The plan was simple enough: everyone would stay together with the soldiers taking the lead. There were enough stored night vision goggles for everyone so they could make their way through the complex without having to turn the lights on. Harrison and Tori were the only ones never to have experienced using them—given that the level of technology was akin to witchcraft—so Hendricks had to spend half an hour in the darkened warehouse training and getting them used to wearing the top-heavy goggles which caused a cramp in the back of the neck for everyone not accustomed to the unnatural weight. Annie would direct them through the complex, guiding them to groups of survivors who they would dispose of using suppressed weapons.
Once they reached the entrance, they would assess the situation and work out a plan to escape.
Harrison, using the now-operational radio Weber had set up at Three Hills, had talked to his people. The novelty and wonder of using what he considered a magical device made everyone smile at his child-like amazement when the voice of Travis, the Elder, spoke to him. After learning there was no need to shout to be heard, Harrison was relieved that his people were safe, and his absence hadn’t caused too great a problem.
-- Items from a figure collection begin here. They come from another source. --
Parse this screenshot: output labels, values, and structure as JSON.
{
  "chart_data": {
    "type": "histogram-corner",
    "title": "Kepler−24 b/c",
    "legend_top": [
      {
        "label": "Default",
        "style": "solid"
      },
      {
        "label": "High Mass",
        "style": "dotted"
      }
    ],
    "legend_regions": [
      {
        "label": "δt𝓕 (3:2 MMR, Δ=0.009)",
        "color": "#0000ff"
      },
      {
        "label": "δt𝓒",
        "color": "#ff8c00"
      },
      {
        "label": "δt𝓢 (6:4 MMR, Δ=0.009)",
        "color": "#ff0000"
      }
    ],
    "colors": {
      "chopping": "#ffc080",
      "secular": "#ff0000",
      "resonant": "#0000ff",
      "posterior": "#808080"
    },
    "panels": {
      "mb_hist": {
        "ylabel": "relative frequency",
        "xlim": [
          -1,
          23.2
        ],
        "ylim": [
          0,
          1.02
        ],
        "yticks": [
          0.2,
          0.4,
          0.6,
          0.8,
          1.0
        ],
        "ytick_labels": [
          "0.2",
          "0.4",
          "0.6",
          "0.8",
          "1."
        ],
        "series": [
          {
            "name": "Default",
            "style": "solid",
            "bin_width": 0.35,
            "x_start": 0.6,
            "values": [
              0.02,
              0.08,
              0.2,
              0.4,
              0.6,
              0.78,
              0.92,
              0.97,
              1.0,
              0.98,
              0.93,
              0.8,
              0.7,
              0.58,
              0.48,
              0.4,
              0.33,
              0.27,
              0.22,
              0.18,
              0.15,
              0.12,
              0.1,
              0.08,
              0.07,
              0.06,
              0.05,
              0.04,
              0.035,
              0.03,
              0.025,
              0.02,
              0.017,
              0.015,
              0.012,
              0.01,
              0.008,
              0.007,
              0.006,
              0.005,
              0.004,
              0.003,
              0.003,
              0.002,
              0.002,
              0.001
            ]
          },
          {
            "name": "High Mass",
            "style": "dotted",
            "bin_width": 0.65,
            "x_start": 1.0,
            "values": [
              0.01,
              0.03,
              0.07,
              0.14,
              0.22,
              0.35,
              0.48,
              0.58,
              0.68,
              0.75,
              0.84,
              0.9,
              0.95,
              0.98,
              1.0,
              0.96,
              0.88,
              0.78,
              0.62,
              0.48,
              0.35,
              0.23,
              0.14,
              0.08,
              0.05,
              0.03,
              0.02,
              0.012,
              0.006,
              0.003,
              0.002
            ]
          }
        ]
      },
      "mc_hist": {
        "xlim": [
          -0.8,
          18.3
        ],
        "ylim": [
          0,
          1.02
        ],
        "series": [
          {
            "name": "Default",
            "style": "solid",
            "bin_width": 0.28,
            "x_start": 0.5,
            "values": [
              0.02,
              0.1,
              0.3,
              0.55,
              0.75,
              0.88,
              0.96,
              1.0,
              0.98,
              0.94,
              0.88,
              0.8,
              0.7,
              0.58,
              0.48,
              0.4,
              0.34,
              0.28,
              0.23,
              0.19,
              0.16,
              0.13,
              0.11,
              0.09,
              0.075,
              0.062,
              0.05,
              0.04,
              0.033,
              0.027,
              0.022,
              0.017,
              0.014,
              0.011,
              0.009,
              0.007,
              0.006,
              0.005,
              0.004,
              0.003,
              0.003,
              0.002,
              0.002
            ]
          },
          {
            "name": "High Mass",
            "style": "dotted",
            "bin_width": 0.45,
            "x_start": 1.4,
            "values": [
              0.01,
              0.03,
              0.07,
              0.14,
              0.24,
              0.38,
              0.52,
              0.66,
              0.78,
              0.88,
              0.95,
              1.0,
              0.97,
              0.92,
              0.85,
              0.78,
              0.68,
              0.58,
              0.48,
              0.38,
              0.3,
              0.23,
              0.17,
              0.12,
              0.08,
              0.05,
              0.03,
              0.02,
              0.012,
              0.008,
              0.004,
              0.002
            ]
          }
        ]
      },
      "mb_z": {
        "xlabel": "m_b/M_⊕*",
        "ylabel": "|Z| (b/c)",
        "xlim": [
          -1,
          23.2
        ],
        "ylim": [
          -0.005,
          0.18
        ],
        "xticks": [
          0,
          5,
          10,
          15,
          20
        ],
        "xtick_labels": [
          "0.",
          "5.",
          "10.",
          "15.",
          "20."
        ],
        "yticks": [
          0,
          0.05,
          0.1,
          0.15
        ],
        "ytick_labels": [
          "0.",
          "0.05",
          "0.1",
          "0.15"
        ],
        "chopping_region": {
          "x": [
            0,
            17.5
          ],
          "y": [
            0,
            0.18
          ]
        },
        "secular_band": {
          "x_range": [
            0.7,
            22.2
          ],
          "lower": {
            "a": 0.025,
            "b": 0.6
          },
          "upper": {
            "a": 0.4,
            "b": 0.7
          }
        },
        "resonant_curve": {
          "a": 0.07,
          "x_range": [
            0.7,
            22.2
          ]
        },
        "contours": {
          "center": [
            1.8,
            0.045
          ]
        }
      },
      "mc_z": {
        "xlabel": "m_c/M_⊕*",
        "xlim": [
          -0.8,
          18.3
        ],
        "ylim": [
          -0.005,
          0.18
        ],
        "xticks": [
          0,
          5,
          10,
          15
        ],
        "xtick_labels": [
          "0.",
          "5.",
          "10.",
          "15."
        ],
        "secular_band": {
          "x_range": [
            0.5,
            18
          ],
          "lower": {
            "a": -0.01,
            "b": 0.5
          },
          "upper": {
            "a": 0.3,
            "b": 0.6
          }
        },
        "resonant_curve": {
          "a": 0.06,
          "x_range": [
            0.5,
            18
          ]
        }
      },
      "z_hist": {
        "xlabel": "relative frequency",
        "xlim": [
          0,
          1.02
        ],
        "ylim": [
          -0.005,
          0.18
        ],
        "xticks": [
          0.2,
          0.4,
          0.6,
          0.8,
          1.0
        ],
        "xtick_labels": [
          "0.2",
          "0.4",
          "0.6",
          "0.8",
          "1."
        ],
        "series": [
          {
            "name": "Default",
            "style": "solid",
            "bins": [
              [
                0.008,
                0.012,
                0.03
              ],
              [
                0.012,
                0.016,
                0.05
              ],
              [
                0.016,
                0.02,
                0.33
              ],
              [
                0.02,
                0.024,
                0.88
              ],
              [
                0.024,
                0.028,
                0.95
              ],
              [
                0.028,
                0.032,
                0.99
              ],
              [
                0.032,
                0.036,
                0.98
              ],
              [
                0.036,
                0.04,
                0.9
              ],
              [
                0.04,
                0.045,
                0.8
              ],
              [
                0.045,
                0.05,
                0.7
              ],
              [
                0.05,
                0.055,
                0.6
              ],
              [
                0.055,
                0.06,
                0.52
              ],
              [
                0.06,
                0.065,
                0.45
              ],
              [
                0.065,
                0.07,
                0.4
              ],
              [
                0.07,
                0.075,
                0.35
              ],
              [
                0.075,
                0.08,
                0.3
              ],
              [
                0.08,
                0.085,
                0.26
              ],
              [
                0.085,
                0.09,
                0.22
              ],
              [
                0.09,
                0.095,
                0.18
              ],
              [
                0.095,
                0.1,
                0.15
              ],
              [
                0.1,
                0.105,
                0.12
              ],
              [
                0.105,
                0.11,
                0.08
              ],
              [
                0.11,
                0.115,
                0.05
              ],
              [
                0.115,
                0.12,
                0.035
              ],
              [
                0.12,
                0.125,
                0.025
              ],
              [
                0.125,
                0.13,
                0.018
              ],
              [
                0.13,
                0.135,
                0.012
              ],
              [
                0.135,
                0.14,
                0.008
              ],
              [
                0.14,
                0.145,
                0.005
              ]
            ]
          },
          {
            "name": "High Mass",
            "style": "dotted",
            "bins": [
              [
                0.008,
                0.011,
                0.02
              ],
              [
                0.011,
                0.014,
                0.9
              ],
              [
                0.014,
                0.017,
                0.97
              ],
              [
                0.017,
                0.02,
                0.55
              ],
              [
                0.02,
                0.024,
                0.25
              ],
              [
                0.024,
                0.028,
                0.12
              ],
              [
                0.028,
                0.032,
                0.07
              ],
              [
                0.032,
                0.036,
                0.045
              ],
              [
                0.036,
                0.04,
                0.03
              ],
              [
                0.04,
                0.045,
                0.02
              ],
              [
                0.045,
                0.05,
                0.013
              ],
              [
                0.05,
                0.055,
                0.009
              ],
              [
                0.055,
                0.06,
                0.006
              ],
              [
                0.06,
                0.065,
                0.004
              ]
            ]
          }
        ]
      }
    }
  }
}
Hendricks updated Weber on their plans and after a three-way conversation between the groups it was decided that Weber would stay at the Hills to help protect them from anything Tanaka might do until Harrison returned.
The only activity Annie had picked up was at the entrance to The Source. A recharged drone was positioned in a tree overlooking the area and watched silently as Tanaka’s men continued to build a barricade of felled logs across the entrance. No one was entering the cave and they all were industriously strengthening and raising the wall.